Pelanggaran yang dimaksud adalah perusahaan sawit yang terindikasi berada dalam kawasan hutan dan tidak menuntaskan perizinan sebelum 2 November 2023, sebagaimana yang tercantum pada Undang-Undang Nomor 11 Tahun 2020 atau UU Cipta Kerja pasal 110A.
"Kalau sebelum 2 November tidak mengajukan (perizinan), pasti kena (pasal) 110 B. Perusahaan dicabut izinnya, sanksi administrasi 15 kali PSDH (Provisi Sumber Daya Hutan)," kata Sekretaris Jenderal (Sekjen) KLHK Bambang Hendroyono usai acara Sosialisasi Penyelesaian Sawit dalam Kawasan Hutan, di Jakarta, Senin.

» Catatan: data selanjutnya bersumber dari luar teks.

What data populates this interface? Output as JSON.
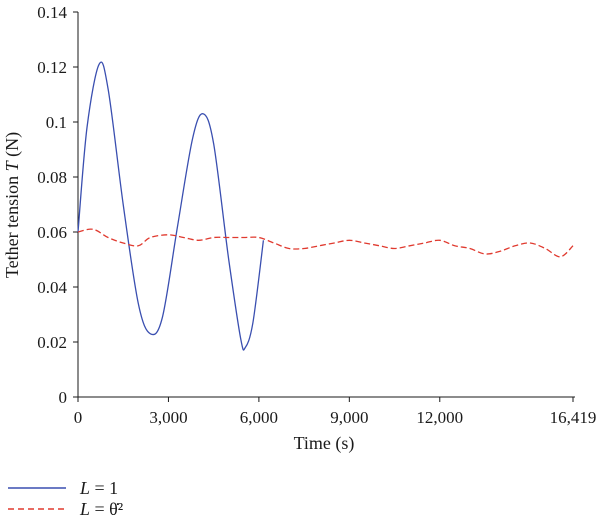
{
  "chart_data": {
    "type": "line",
    "xlabel": "Time (s)",
    "ylabel_prefix": "Tether tension ",
    "ylabel_var": "T",
    "ylabel_unit": " (N)",
    "xlim": [
      0,
      16419
    ],
    "ylim": [
      0,
      0.14
    ],
    "x_ticks": [
      0,
      3000,
      6000,
      9000,
      12000,
      16419
    ],
    "x_tick_labels": [
      "0",
      "3,000",
      "6,000",
      "9,000",
      "12,000",
      "16,419"
    ],
    "y_ticks": [
      0,
      0.02,
      0.04,
      0.06,
      0.08,
      0.1,
      0.12,
      0.14
    ],
    "y_tick_labels": [
      "0",
      "0.02",
      "0.04",
      "0.06",
      "0.08",
      "0.1",
      "0.12",
      "0.14"
    ],
    "grid": false,
    "legend_position": "bottom-left",
    "series": [
      {
        "name": "L = 1",
        "legend_var": "L",
        "legend_rest": " = 1",
        "color": "#3a4fb0",
        "style": "solid",
        "points": [
          [
            0,
            0.06
          ],
          [
            300,
            0.098
          ],
          [
            700,
            0.121
          ],
          [
            1000,
            0.112
          ],
          [
            1500,
            0.07
          ],
          [
            2000,
            0.034
          ],
          [
            2400,
            0.023
          ],
          [
            2800,
            0.029
          ],
          [
            3300,
            0.062
          ],
          [
            3800,
            0.094
          ],
          [
            4150,
            0.103
          ],
          [
            4500,
            0.092
          ],
          [
            5000,
            0.05
          ],
          [
            5400,
            0.021
          ],
          [
            5550,
            0.018
          ],
          [
            5800,
            0.027
          ],
          [
            6150,
            0.057
          ]
        ]
      },
      {
        "name": "L = θ̇²",
        "legend_var": "L",
        "legend_rest": " = θ̇²",
        "color": "#e03a2f",
        "style": "dashed",
        "points": [
          [
            0,
            0.06
          ],
          [
            500,
            0.061
          ],
          [
            1000,
            0.058
          ],
          [
            1500,
            0.056
          ],
          [
            2000,
            0.055
          ],
          [
            2400,
            0.058
          ],
          [
            3000,
            0.059
          ],
          [
            3500,
            0.058
          ],
          [
            4000,
            0.057
          ],
          [
            4500,
            0.058
          ],
          [
            5000,
            0.058
          ],
          [
            5500,
            0.058
          ],
          [
            6000,
            0.058
          ],
          [
            6500,
            0.056
          ],
          [
            7000,
            0.054
          ],
          [
            7500,
            0.054
          ],
          [
            8000,
            0.055
          ],
          [
            8500,
            0.056
          ],
          [
            9000,
            0.057
          ],
          [
            9500,
            0.056
          ],
          [
            10000,
            0.055
          ],
          [
            10500,
            0.054
          ],
          [
            11000,
            0.055
          ],
          [
            11500,
            0.056
          ],
          [
            12000,
            0.057
          ],
          [
            12500,
            0.055
          ],
          [
            13000,
            0.054
          ],
          [
            13500,
            0.052
          ],
          [
            14000,
            0.053
          ],
          [
            14500,
            0.055
          ],
          [
            15000,
            0.056
          ],
          [
            15500,
            0.054
          ],
          [
            16000,
            0.051
          ],
          [
            16419,
            0.055
          ]
        ]
      }
    ]
  }
}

Bambang mengatakan pihaknya menerapkan sistem
restorative justice dan
ultimum remedium dalam menegakkan peraturan tersebut. Pihaknya telah meminta seluruh pengusaha sawit untuk melapor sejak November 2020, dimana UU Cipta Kerja pertama kali diterapkan.
Baca juga: Tidak benar PKS Long Pinang mau dijual ke investor China
Dia menjelaskan jika pengusaha sawit yang termasuk dalam Pasal 110 A mengajukan perizinan, maka akan selesai perizinannya dalam waktu enam bulan, ditandai dengan keluarnya Surat Keputusan (SK) terdaftar memenuhi syarat.
"Yang tidak mengajukan ini, yang akan terkena sanksi karena masuk Pasal 110 B," ujarnya.
Selain pencabutan perizinan usaha, sambungnya, perusahaan sawit yang melanggar juga akan dikenakan denda yang masuk ke dalam Penerimaan Negara Bukan Pajak (PNBP) karena dianggap melakukan usaha secara ilegal.
Pada kesempatan sama Direktur Jenderal (Dirjen) Penegakan Hukum KLHK Rasio Ridho Sani mengimbau kepada seluruh pengusaha sawit yang dimaksud agar melaporkan perusahaannya dengan segera.
"Ini kesempatan terakhir bagi perusahaan sawit untuk mendaftar," ujarnya.